Pour écrire sur les hippies, le LSD, le Vietnam, l’assassinat de Kennedy, les mouvements de revendication des Noirs, mais aussi des faits divers, du sport, Thompson n’a jamais hésité à se fondre dans la masse, à anticiper l’actualité, quitte à prendre des risques. Mais tout ce qu’il voulait, en son humeur rageuse, finissait par se produire. Sa Correspondance, publiée ces jours-ci, en témoigne. Non conformiste, provocateur - on l’aura compris - mais styliste acharné, Thompson, imitant son modèle qui était Hemingway, mit fin à ses jours en février dernier. Au-delà de ses frasques et de ses excès, ce personnage hors norme, inventeur du journalisme « Gonzo », fut l’un des grands témoins de la « dégénérescence » du rêve américain. Six journalistes-écrivains français, disent ce qu’ils pensent du métier pratiqué à l’américaine.

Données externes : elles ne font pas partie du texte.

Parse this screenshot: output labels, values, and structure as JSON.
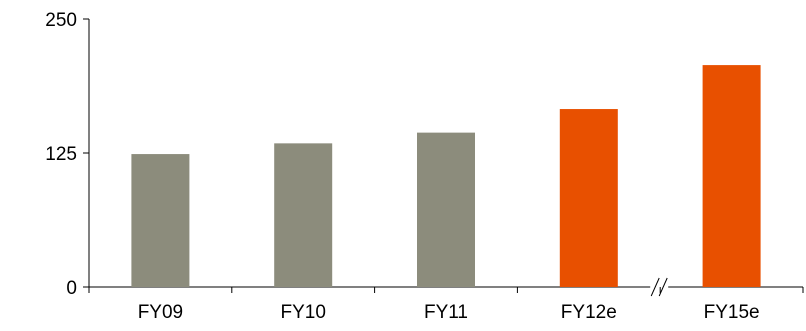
{
  "chart_data": {
    "type": "bar",
    "categories": [
      "FY09",
      "FY10",
      "FY11",
      "FY12e",
      "FY15e"
    ],
    "values": [
      124,
      134,
      144,
      166,
      207
    ],
    "bar_colors": [
      "#8c8c7c",
      "#8c8c7c",
      "#8c8c7c",
      "#e85000",
      "#e85000"
    ],
    "ylim": [
      0,
      250
    ],
    "yticks": [
      0,
      125,
      250
    ],
    "axis_break_between": [
      "FY12e",
      "FY15e"
    ],
    "title": "",
    "xlabel": "",
    "ylabel": "",
    "grid": false,
    "legend": "none"
  }
}
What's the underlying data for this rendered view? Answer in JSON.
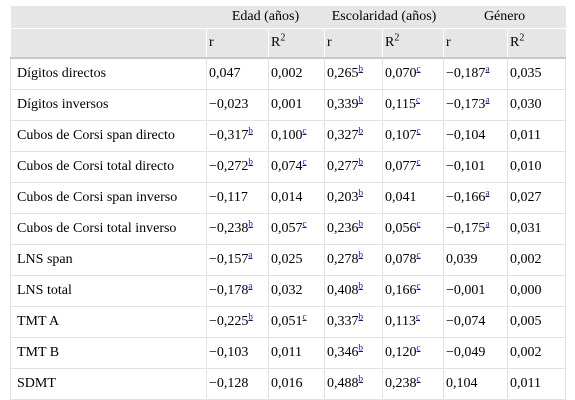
{
  "header": {
    "groups": [
      "Edad (años)",
      "Escolaridad (años)",
      "Género"
    ],
    "sub": [
      {
        "main": "r",
        "sup": ""
      },
      {
        "main": "R",
        "sup": "2"
      },
      {
        "main": "r",
        "sup": ""
      },
      {
        "main": "R",
        "sup": "2"
      },
      {
        "main": "r",
        "sup": ""
      },
      {
        "main": "R",
        "sup": "2"
      }
    ]
  },
  "rows": [
    {
      "label": "Dígitos directos",
      "cells": [
        {
          "v": "0,047",
          "n": ""
        },
        {
          "v": "0,002",
          "n": ""
        },
        {
          "v": "0,265",
          "n": "b"
        },
        {
          "v": "0,070",
          "n": "c"
        },
        {
          "v": "−0,187",
          "n": "a"
        },
        {
          "v": "0,035",
          "n": ""
        }
      ]
    },
    {
      "label": "Dígitos inversos",
      "cells": [
        {
          "v": "−0,023",
          "n": ""
        },
        {
          "v": "0,001",
          "n": ""
        },
        {
          "v": "0,339",
          "n": "b"
        },
        {
          "v": "0,115",
          "n": "c"
        },
        {
          "v": "−0,173",
          "n": "a"
        },
        {
          "v": "0,030",
          "n": ""
        }
      ]
    },
    {
      "label": "Cubos de Corsi span directo",
      "cells": [
        {
          "v": "−0,317",
          "n": "b"
        },
        {
          "v": "0,100",
          "n": "c"
        },
        {
          "v": "0,327",
          "n": "b"
        },
        {
          "v": "0,107",
          "n": "c"
        },
        {
          "v": "−0,104",
          "n": ""
        },
        {
          "v": "0,011",
          "n": ""
        }
      ]
    },
    {
      "label": "Cubos de Corsi total directo",
      "cells": [
        {
          "v": "−0,272",
          "n": "b"
        },
        {
          "v": "0,074",
          "n": "c"
        },
        {
          "v": "0,277",
          "n": "b"
        },
        {
          "v": "0,077",
          "n": "c"
        },
        {
          "v": "−0,101",
          "n": ""
        },
        {
          "v": "0,010",
          "n": ""
        }
      ]
    },
    {
      "label": "Cubos de Corsi span inverso",
      "cells": [
        {
          "v": "−0,117",
          "n": ""
        },
        {
          "v": "0,014",
          "n": ""
        },
        {
          "v": "0,203",
          "n": "b"
        },
        {
          "v": "0,041",
          "n": ""
        },
        {
          "v": "−0,166",
          "n": "a"
        },
        {
          "v": "0,027",
          "n": ""
        }
      ]
    },
    {
      "label": "Cubos de Corsi total inverso",
      "cells": [
        {
          "v": "−0,238",
          "n": "b"
        },
        {
          "v": "0,057",
          "n": "c"
        },
        {
          "v": "0,236",
          "n": "b"
        },
        {
          "v": "0,056",
          "n": "c"
        },
        {
          "v": "−0,175",
          "n": "a"
        },
        {
          "v": "0,031",
          "n": ""
        }
      ]
    },
    {
      "label": "LNS span",
      "cells": [
        {
          "v": "−0,157",
          "n": "a"
        },
        {
          "v": "0,025",
          "n": ""
        },
        {
          "v": "0,278",
          "n": "b"
        },
        {
          "v": "0,078",
          "n": "c"
        },
        {
          "v": "0,039",
          "n": ""
        },
        {
          "v": "0,002",
          "n": ""
        }
      ]
    },
    {
      "label": "LNS total",
      "cells": [
        {
          "v": "−0,178",
          "n": "a"
        },
        {
          "v": "0,032",
          "n": ""
        },
        {
          "v": "0,408",
          "n": "b"
        },
        {
          "v": "0,166",
          "n": "c"
        },
        {
          "v": "−0,001",
          "n": ""
        },
        {
          "v": "0,000",
          "n": ""
        }
      ]
    },
    {
      "label": "TMT A",
      "cells": [
        {
          "v": "−0,225",
          "n": "b"
        },
        {
          "v": "0,051",
          "n": "c"
        },
        {
          "v": "0,337",
          "n": "b"
        },
        {
          "v": "0,113",
          "n": "c"
        },
        {
          "v": "−0,074",
          "n": ""
        },
        {
          "v": "0,005",
          "n": ""
        }
      ]
    },
    {
      "label": "TMT B",
      "cells": [
        {
          "v": "−0,103",
          "n": ""
        },
        {
          "v": "0,011",
          "n": ""
        },
        {
          "v": "0,346",
          "n": "b"
        },
        {
          "v": "0,120",
          "n": "c"
        },
        {
          "v": "−0,049",
          "n": ""
        },
        {
          "v": "0,002",
          "n": ""
        }
      ]
    },
    {
      "label": "SDMT",
      "cells": [
        {
          "v": "−0,128",
          "n": ""
        },
        {
          "v": "0,016",
          "n": ""
        },
        {
          "v": "0,488",
          "n": "b"
        },
        {
          "v": "0,238",
          "n": "c"
        },
        {
          "v": "0,104",
          "n": ""
        },
        {
          "v": "0,011",
          "n": ""
        }
      ]
    }
  ]
}
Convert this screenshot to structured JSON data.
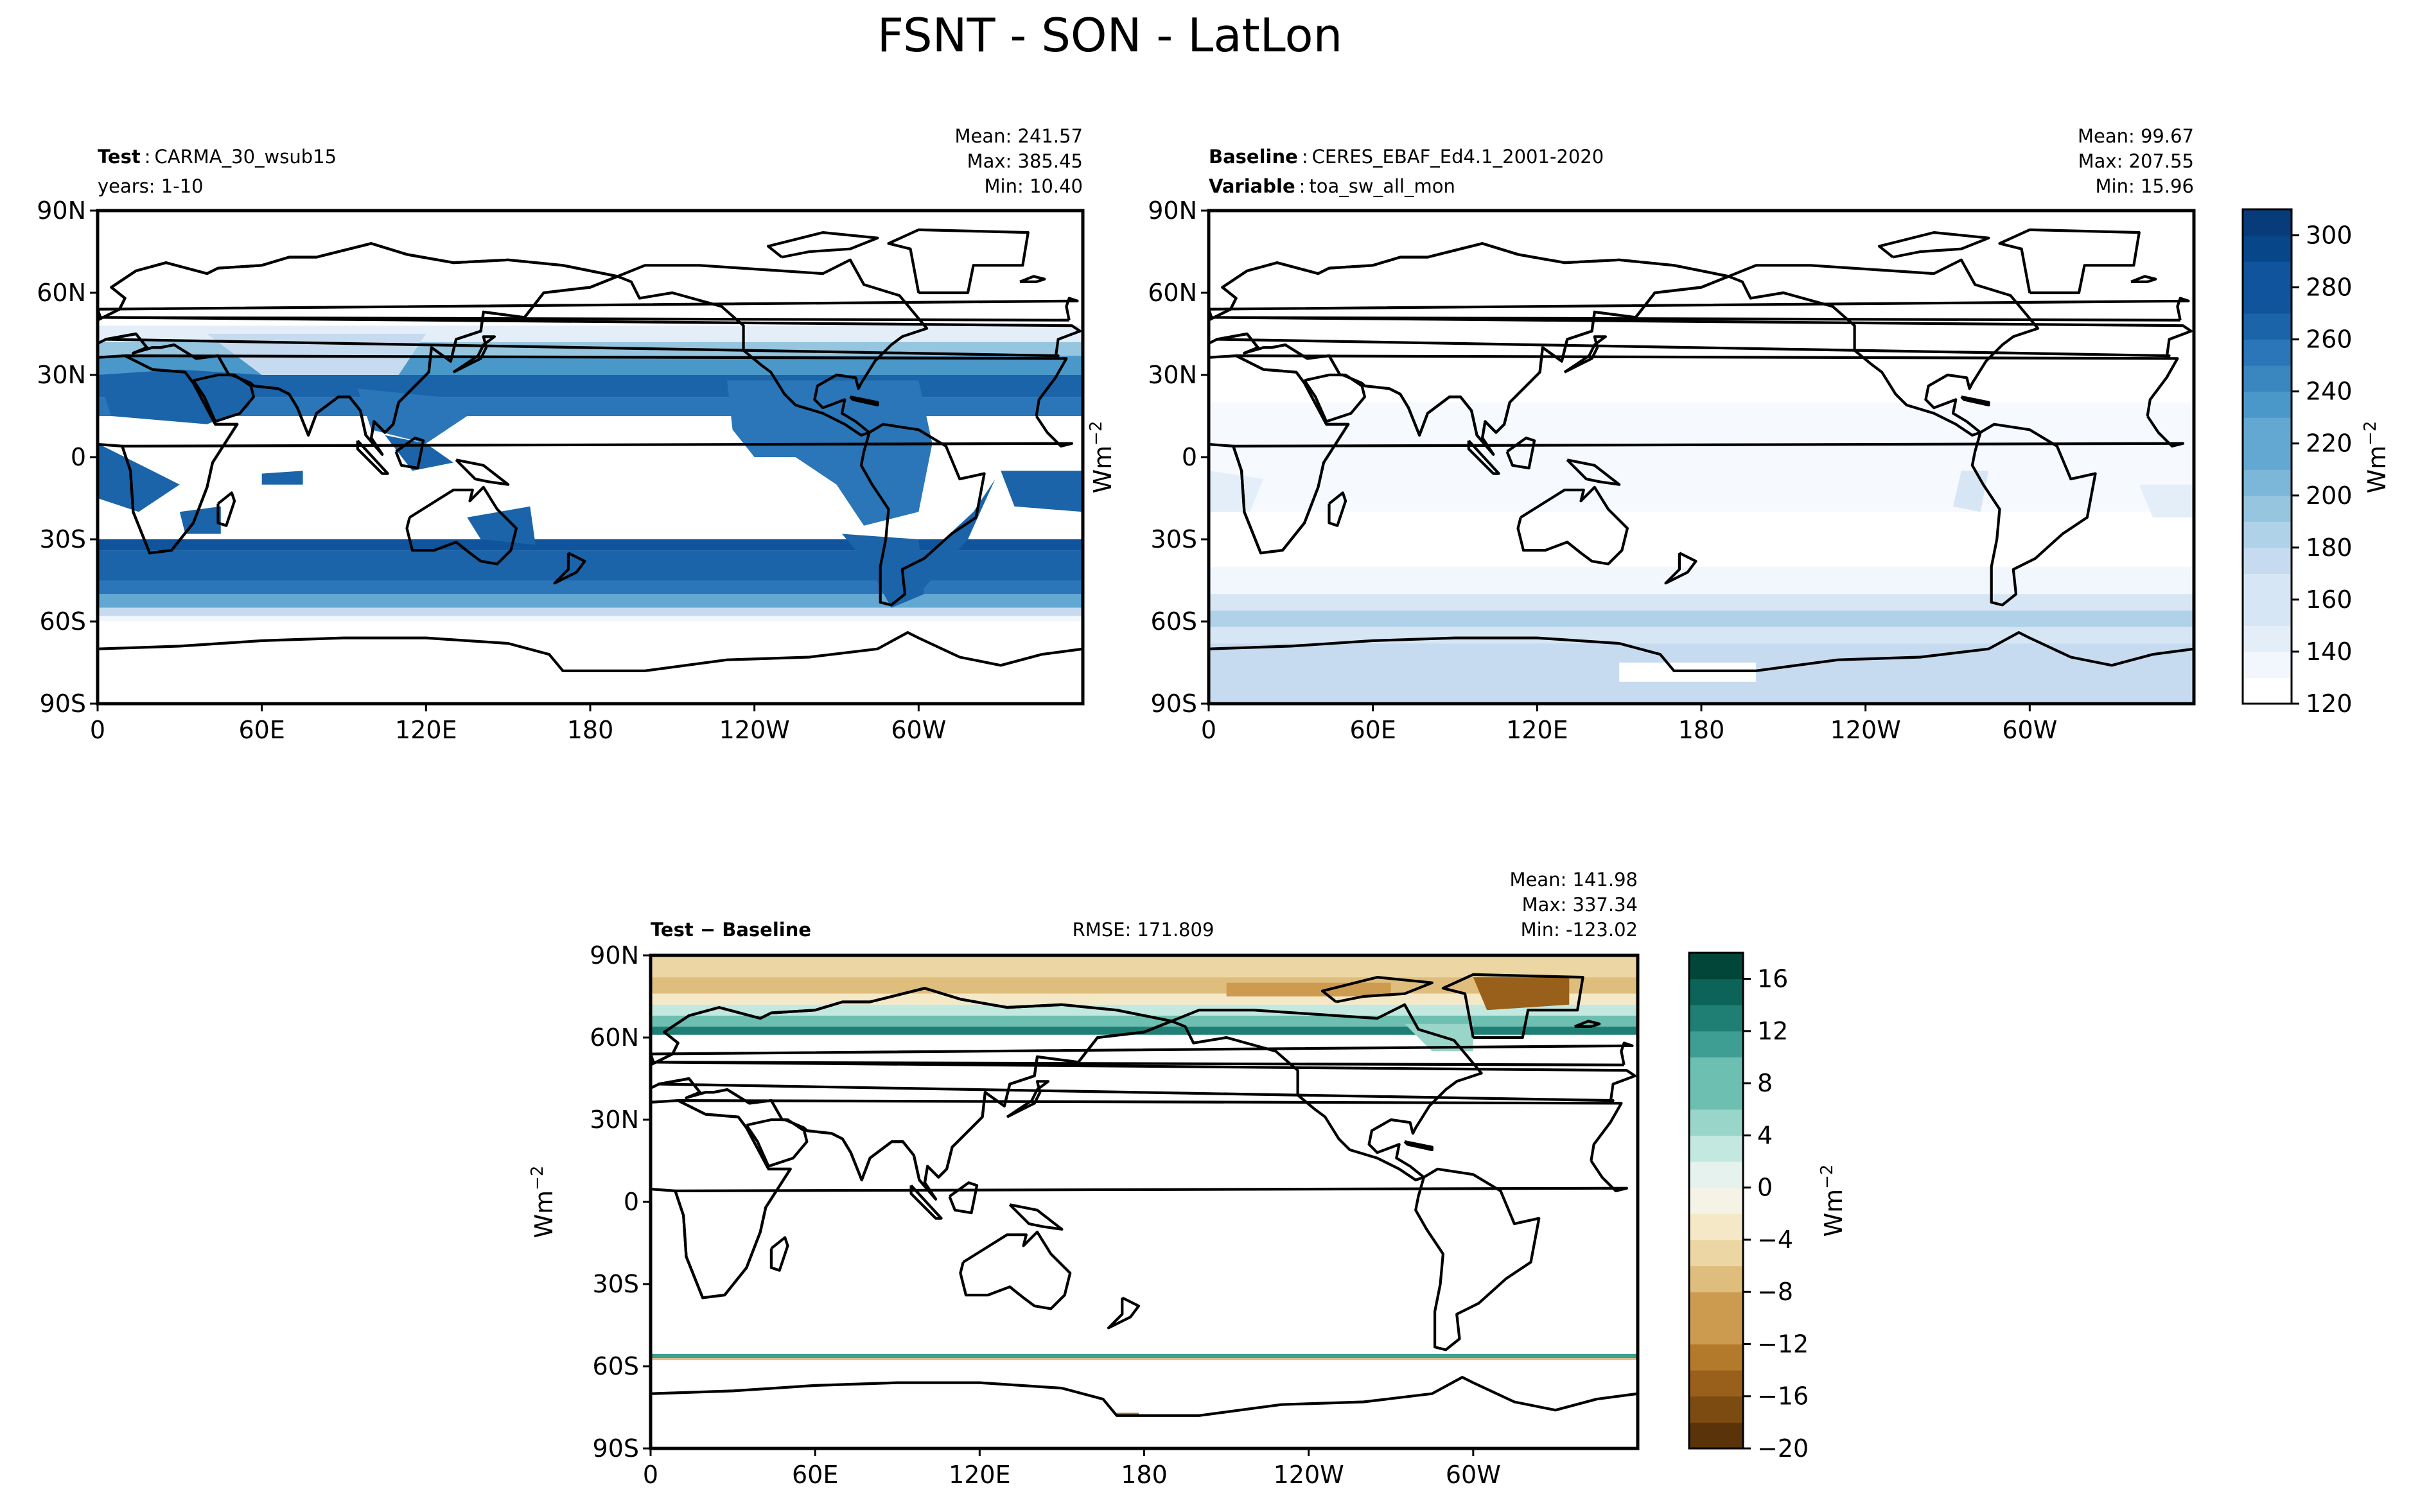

Qui de Tom Wolfe, Truman Capote ou Norman Mailer a inventé le « nouveau journalisme » ? Ne faut-il pas, plutôt, parler de « renouveau » du journalisme à l’américaine, dans la mesure, où, avant ces trois-là, d’autres, comme Stephen Crane, Mark Twain, Erskine Caldwell, avaient déjà ouvert la voie ? Laissons les universitaires en débattre et trancher. Une chose est sûre, il n’y a qu’un seul inventeur du journalisme « Gonzo » ou « journalisme impressionniste », et c’est Hunter S. Thompson, le plus déjanté, allumé, le plus mordant des journalistes écrivains américains des dernières décennies. Et le plus drôle, jusqu’à ce 20 février 2005 où, dans son ranch de Woody Creek, Colorado, le bon Dr Gonzo, comme il aimait se faire appeler, se tire une balle dans la tête.

Il avait 67 ans et derrière lui une vie d’écriture et d’excès en tout genre, qui font presque passer pour sage un William S. Burroughs, avec qui il partageait un goût prononcé pour les substances illicites et les armes à feu.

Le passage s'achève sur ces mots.